Die hier maßgebliche Klage wurde am 9. März 2018 erhoben. Hinweise auf Prozesskostenhilfe ergeben sich hierbei nicht. Erst nachdem das Gericht einen Termin zur Erörterung der Angelegenheit anberaumt hat, hat der Erinnerungsführer am 7. Juli 2020 einen Antrag auf Bewilligung von Prozesskostenhilfe unter seiner Beiordnung gestellt und den Antrag im Termin (9. Juli 2020) vorgelegt. Die Erklärung zu den persönlichen und wirtschaftlichen Verhältnissen ist seitens der Klägerin zu 1) am 4. Juni 2020 unterzeichnet worden, der Kläger zu 2) reichte seine Unterlagen am 20. Juli 2020 ein. Dass die Bewilligung durch den Vorsitzenden Rückwirkung bis zur Erhebung der Klage haben sollte, lässt sich aus den Bewilligungsbeschluss nicht entnehmen.
Zwar räumt § 48 Abs. 1 RVG dem Gericht die Möglichkeit ein, im Bewilligungsbeschluss „etwas anderes“ zu bestimmen (Gerold/Schmidt/Müller-Rabe ebenda). Teilweise wird insoweit vertreten, dass der Gesetzgeber dem Gericht die Möglichkeit einräumt, im Bewilligungsbeschluss zu bestimmen, dass die Beiordnung bestimmte Tätigkeiten nicht umfasst (HK-RVG/Johannes Ebert, 8. Aufl. 2021, RVG § 48 Rn. 103). Zulässig ist durch diese Regelung auch eine ausdrückliche zeitliche Begrenzung. Nach der Gesetzesbegründung muss hierfür ein besonderer rechtfertigender Grund vorliegen, was etwa der Fall sein könnte, wenn der Antragsteller durch sein Verhalten hierfür Anlass gegeben hat (BT-Drucks. 17/11471). Ein solcher rechtfertigender Grund lag in einem vom LSG Thüringen entschiedenen Fall vor (Beschluss vom 05.05.2020 - L 1 SF 1398/19 B). Der erste PKH-Antrag des Klägers war mit separatem Beschluss wegen Nichtvorlage der erforderlichen Erklärung über seine persönlichen und wirtschaftlichen Verhältnisse abgelehnt worden, sodass der Kläger durch sein Verhalten dafür Anlass gegeben hatte, die Tätigkeit seines Prozessbevollmächtigten nicht schon ab Einreichung der Klage am zu berücksichtigen (FD-RVG 2020, 429510, beck-online).

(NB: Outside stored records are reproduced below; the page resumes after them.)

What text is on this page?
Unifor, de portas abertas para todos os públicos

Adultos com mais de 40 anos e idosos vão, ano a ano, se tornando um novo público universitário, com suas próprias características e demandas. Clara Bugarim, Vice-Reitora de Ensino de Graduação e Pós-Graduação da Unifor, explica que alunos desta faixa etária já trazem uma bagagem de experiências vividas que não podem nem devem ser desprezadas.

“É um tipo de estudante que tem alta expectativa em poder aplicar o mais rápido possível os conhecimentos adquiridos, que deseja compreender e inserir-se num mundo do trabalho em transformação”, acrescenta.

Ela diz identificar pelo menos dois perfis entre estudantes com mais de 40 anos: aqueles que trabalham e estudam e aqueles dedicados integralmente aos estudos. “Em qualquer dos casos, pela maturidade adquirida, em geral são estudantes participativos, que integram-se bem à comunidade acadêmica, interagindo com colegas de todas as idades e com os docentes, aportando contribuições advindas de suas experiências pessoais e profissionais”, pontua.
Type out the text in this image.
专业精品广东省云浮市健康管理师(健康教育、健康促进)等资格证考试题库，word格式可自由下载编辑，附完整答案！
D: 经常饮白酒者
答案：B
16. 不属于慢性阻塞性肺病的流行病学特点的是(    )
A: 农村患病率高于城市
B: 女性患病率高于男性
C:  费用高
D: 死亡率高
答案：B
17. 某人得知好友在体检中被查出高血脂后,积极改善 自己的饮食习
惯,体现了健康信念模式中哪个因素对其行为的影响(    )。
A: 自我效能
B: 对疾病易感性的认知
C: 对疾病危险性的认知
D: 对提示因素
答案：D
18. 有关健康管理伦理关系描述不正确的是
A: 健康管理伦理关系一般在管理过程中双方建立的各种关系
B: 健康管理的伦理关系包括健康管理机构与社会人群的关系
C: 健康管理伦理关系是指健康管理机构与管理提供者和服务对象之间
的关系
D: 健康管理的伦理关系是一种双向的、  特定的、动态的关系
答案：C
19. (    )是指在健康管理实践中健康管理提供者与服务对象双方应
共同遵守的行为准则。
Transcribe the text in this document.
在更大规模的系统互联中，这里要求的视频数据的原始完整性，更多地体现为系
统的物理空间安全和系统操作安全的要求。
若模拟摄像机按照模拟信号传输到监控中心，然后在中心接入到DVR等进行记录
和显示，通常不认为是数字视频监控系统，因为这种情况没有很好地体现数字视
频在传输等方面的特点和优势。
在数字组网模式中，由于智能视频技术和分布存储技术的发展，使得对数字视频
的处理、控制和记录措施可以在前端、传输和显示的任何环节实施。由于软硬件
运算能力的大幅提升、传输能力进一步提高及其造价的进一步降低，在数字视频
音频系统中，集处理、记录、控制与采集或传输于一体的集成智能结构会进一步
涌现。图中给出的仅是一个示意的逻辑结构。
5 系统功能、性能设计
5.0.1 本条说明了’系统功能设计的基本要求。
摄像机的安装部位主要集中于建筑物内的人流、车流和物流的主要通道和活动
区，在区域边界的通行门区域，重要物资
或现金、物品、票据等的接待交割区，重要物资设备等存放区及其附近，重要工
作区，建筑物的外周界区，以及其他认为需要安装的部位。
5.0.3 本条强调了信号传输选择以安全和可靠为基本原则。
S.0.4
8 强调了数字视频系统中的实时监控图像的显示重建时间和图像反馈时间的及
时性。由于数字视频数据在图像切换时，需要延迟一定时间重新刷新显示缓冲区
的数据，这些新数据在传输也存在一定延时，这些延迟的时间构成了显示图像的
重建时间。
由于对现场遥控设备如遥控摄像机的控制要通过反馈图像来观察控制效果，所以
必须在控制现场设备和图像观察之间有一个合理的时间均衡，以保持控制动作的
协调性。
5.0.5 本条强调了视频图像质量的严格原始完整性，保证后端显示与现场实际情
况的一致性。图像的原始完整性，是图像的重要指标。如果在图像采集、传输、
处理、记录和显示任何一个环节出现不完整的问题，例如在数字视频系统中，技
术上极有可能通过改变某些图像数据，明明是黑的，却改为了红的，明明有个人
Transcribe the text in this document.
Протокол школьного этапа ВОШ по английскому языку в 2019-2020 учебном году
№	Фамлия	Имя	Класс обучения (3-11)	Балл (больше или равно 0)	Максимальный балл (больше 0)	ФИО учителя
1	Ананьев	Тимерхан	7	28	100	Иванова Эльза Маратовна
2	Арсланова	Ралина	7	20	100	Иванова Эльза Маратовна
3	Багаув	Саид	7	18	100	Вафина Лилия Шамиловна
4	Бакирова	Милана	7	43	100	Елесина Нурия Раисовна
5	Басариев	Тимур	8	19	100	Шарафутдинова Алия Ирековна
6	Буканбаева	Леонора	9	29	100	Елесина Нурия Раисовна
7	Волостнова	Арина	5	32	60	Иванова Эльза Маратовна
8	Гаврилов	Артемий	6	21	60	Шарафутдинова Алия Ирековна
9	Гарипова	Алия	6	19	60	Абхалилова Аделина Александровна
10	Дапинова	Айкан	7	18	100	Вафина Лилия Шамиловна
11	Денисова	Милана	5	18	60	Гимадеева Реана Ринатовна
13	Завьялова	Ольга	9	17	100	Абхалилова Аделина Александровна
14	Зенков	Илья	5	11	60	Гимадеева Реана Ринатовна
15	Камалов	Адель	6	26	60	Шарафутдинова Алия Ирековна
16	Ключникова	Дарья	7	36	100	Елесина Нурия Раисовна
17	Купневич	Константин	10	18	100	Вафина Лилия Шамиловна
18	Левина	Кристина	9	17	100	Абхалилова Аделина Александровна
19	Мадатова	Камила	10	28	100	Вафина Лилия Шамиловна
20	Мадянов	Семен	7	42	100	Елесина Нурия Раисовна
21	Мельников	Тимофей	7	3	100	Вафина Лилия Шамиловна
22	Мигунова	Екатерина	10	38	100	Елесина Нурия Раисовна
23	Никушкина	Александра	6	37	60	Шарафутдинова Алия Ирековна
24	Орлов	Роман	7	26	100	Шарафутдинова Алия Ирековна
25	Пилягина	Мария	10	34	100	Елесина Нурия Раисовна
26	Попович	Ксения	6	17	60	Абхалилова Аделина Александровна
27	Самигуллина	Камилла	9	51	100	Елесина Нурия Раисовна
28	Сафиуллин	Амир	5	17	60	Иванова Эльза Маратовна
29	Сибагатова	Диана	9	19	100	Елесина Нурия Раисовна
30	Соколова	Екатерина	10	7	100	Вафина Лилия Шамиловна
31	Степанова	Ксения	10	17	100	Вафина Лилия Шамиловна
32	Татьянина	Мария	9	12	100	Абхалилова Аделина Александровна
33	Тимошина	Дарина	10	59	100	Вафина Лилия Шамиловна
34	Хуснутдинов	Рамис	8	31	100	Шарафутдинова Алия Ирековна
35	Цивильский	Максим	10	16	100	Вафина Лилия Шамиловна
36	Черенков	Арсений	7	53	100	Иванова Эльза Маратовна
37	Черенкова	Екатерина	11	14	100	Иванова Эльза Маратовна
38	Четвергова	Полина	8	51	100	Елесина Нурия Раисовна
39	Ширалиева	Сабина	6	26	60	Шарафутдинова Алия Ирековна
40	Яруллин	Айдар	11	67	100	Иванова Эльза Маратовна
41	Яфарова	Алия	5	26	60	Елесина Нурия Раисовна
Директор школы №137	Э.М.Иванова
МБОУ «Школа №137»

Dieser Beispielsfall zeigt, dass die Richtung der Öffnungsmöglichkeit des § 48 Abs. 1 und auch 4 RVG vor allem eine Einschränkung der gesetzlichen Regelung ermöglicht. Die vom Erinnerungsführer hier angedachte Ausweitung auf Zeiten deutlich vor dem Antrag und vor Vorliegen der Bewilligungsreife widerspricht der gesetzlichen Regelung eindeutig. Das schlichte Schweigen zum Wirkungszeitpunkt im Beschluss kann nach Einschätzung des Gerichts keinesfalls dahingehend ausgelegt werden, dass eine nur unter engen Voraussetzungen überhaupt mögliche Rückwirkung beabsichtigt gewesen ist.
Kommt es damit für die Höhe der dem Erinnerungsführer aus der Landeskasse zu vergütenden Verfahrensgebühr nur auf die Zeit ab Juli 2020 an, ergibt die weitere Prüfung, dass eine Korrektur der beantragten Gebührenhöhe aus anderen Gründen nicht zulässig war.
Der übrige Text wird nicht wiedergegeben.